For purposes of this Policy, “Incentive Compensation” means all compensation, including all performance-based cash bonuses and short-term and long-term incentive awards (including cash and equity awards), granted, vested or earned based wholly or in part upon the attainment of a “financial reporting measure” as defined under the Nasdaq Clawback Rules. For purposes of this Policy, Incentive Compensation is deemed received in the fiscal period during which the financial reporting measure specified in the Incentive Compensation award is attained.

RECOVERY OF EXCESS INCENTIVE COMPENSATION

To the extent permitted by applicable law, the Company shall recover reasonably promptly any excess Incentive Compensation from a Covered Officer in the event that the Company is required to prepare an accounting restatement due to the material noncompliance of the Company with any financial reporting requirement under the securities laws, including any required accounting restatement (i) to correct an error in previously issued financial statements that is material to such statements or (ii) that would result in a material misstatement if the correction of the error was recognized in the current period or left uncorrected in the current period.

For purposes of this Policy, “excess Incentive Compensation” means an amount equal to the difference between (i) any Incentive Compensation received by the Covered Officer during the three completed fiscal years before the accounting restatement and (ii) the Incentive Compensation the Covered Officer would have received had it been determined based on the accurate financial information or restated financial results, without regard to any taxes paid. If an amount of excess Incentive Compensation is based on the Company’s stock price or total shareholder return and is not subject to mathematical recalculation directly from the accounting restatement, the amount to be recovered must be based on a reasonable estimate of the effect of the accounting restatement on stock



price or total shareholder return, as applicable, and the Company must maintain documentation of same and provide it to the Nasdaq Stock Market.

The Board shall determine the amount of excess Incentive Compensation to be recovered or forfeited pursuant to this Policy and the manner of such recovery except to the extent such withholding is not permitted under applicable law, or would cause the imposition of additional taxes and/or penalties under applicable law.

The Board may determine that excess Incentive Compensation will not be recovered in circumstances where non-enforcement is expressly permitted by the Nasdaq Clawback Rules.

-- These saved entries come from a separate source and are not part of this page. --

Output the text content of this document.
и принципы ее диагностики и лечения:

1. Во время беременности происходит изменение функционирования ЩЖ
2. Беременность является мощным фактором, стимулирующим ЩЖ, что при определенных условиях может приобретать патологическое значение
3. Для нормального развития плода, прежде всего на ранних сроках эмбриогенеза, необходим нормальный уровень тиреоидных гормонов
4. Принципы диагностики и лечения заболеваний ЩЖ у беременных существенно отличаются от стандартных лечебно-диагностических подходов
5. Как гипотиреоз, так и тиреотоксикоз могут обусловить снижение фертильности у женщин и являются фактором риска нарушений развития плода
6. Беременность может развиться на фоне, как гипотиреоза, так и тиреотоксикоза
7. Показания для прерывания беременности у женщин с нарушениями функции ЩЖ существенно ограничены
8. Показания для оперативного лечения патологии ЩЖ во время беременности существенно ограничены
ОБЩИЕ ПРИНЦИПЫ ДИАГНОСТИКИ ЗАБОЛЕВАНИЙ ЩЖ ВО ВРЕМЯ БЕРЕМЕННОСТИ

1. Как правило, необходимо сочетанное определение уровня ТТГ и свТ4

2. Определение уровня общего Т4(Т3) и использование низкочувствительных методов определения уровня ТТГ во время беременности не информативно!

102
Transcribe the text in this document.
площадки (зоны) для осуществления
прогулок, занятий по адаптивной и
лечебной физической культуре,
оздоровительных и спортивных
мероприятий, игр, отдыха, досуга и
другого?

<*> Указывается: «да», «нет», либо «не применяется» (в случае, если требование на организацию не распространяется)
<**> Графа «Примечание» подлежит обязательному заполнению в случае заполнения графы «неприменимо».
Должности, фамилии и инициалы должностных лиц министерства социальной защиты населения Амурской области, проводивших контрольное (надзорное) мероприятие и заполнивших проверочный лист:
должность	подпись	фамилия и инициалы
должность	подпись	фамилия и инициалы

Any determination regarding this Policy, its application or implementation will be made by the Board consistent with the Nasdaq Clawback Rules, and such determination shall be conclusive and binding on the Company and the Covered Officers. In the event of any inconsistency between this Policy and the Nasdaq Clawback Rules, the Nasdaq Clawback Rules shall prevail.

OTHER

The Company is prohibited from indemnifying any Covered Officer against the loss of any excess Incentive Compensation and from paying or reimbursing a Covered Officer for purchasing insurance to cover any such loss.

This Policy is (i) intended to comply with requirements imposed pursuant to applicable law, including the Sarbanes Oxley Act of 2002 and the Dodd-Frank Wall Street Reform and Consumer Protection Act, Section 10D of the Securities and Exchange Act of 1934, as amended, and the Nasdaq Clawback Rules and (ii) shall be in addition to any clawback or recoupment provision in any of the Company’s plans, awards and other individual agreements (including the suspension and recoupment provisions in the Company’s equity award agreements), and any other rights or remedies available to the Company, including termination of employment.

The Board may amend or terminate this Policy at any time.